Wiederkehrende Ansatzpunkte
- Positionen werden umgelegt, die im Mietvertrag nicht als umlagefähig vereinbart sind.
- Der Umlageschlüssel wird nicht angegeben oder ohne Ankündigung gewechselt.
- Verwaltungs- und Instandhaltungskosten werden in Sammelpositionen verdeckt.
- Belegeinsicht wird verzögert, bis die Einwendungsfrist abgelaufen ist.

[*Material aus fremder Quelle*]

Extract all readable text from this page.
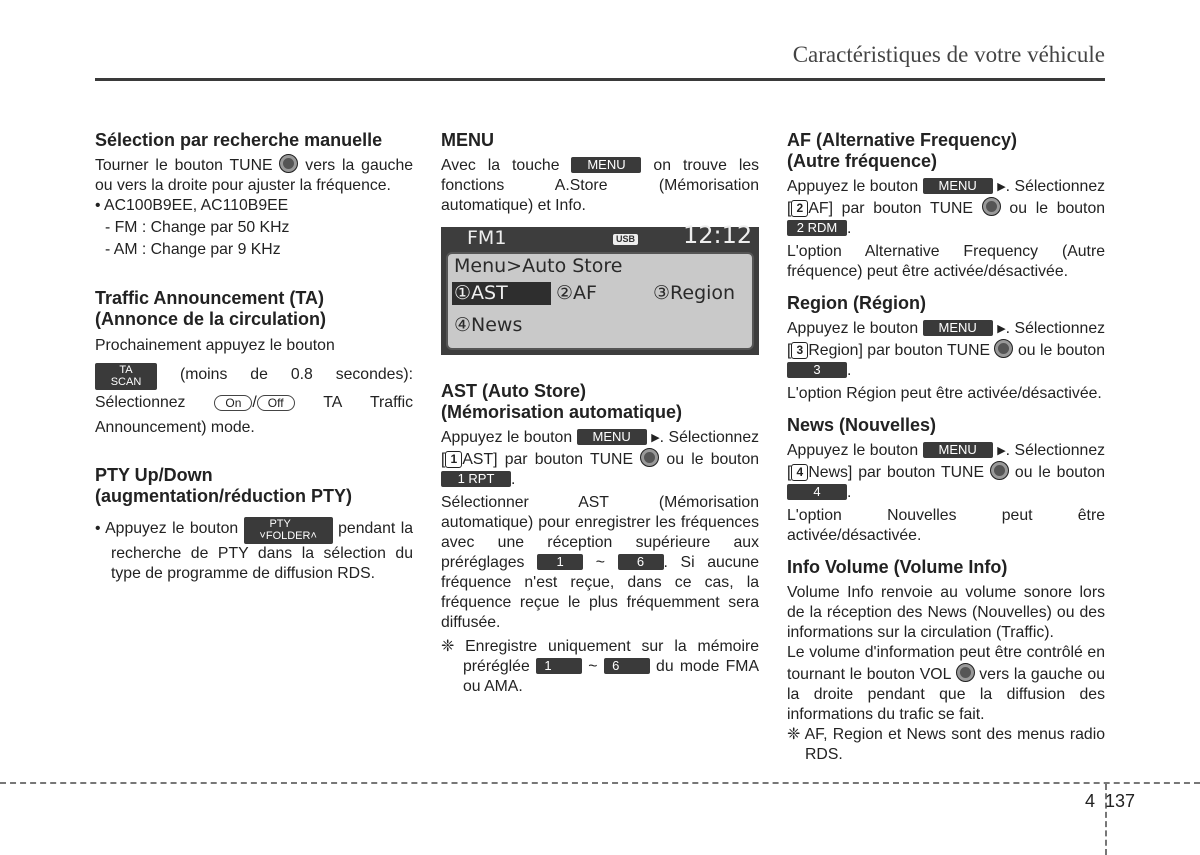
Caractéristiques de votre véhicule
Sélection par recherche manuelle

Tourner le bouton TUNE vers la gauche ou vers la droite pour ajuster la fréquence.

• AC100B9EE, AC110B9EE

- FM : Change par 50 KHz

- AM : Change par 9 KHz

Traffic Announcement (TA)
(Annonce de la circulation)

Prochainement appuyez le bouton

TA
SCAN (moins de 0.8 secondes): Sélectionnez	On / Off	TA Traffic Announcement) mode.

PTY Up/Down
(augmentation/réduction PTY)

• Appuyez le bouton	PTY
˅FOLDER˄ pendant la recherche de PTY dans la sélection du type de programme de diffusion RDS.

MENU

Avec la touche MENU on trouve les fonctions A.Store (Mémorisation automatique) et Info.

FM1	USB 12:12
Menu>Auto Store
①AST	②AF	③Region
④News
AST (Auto Store)
(Mémorisation automatique)

Appuyez le bouton MENU ▶. Sélectionnez [ 1 AST] par bouton TUNE ou le bouton 1 RPT .

Sélectionner AST (Mémorisation automatique) pour enregistrer les fréquences avec une réception supérieure aux préréglages 1 ~ 6 . Si aucune fréquence n'est reçue, dans ce cas, la fréquence reçue le plus fréquemment sera diffusée.

❈ Enregistre uniquement sur la mémoire préréglée 1 ~ 6 du mode FMA ou AMA.

AF (Alternative Frequency)
(Autre fréquence)

Appuyez le bouton MENU ▶. Sélectionnez [ 2 AF] par bouton TUNE ou le bouton 2 RDM .

L'option Alternative Frequency (Autre fréquence) peut être activée/désactivée.

Region (Région)

Appuyez le bouton MENU ▶. Sélectionnez [ 3 Region] par bouton TUNE ou le bouton 3 .

L'option Région peut être activée/désactivée.

News (Nouvelles)

Appuyez le bouton MENU ▶. Sélectionnez [ 4 News] par bouton TUNE ou le bouton 4 .

L'option Nouvelles peut être activée/désactivée.

Info Volume (Volume Info)

Volume Info renvoie au volume sonore lors de la réception des News (Nouvelles) ou des informations sur la circulation (Traffic).

Le volume d'information peut être contrôlé en tournant le bouton VOL vers la gauche ou la droite pendant que la diffusion des informations du trafic se fait.

❈ AF, Region et News sont des menus radio RDS.

4 137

Die Position des Ausschusses
Der Ausschuss hält eine nachvollziehbare Abrechnung für eine Frage der Sorgfalt, nicht der Interessenlage. Wo der Umlageschlüssel genannt, die Positionen einzeln ausgewiesen und Belege zeitnah zugänglich gemacht werden, entstehen die meisten Streitfälle gar nicht erst. Das entlastet Verwaltungen ebenso wie Mietparteien.
Empfehlung
Der Ausschuss empfiehlt Vermietenden, Belegeinsicht innerhalb von vier Wochen nach Anforderung zu ermöglichen, und Mietenden, Einwendungen auch dann fristwahrend zu erklären, wenn die Einsicht noch aussteht.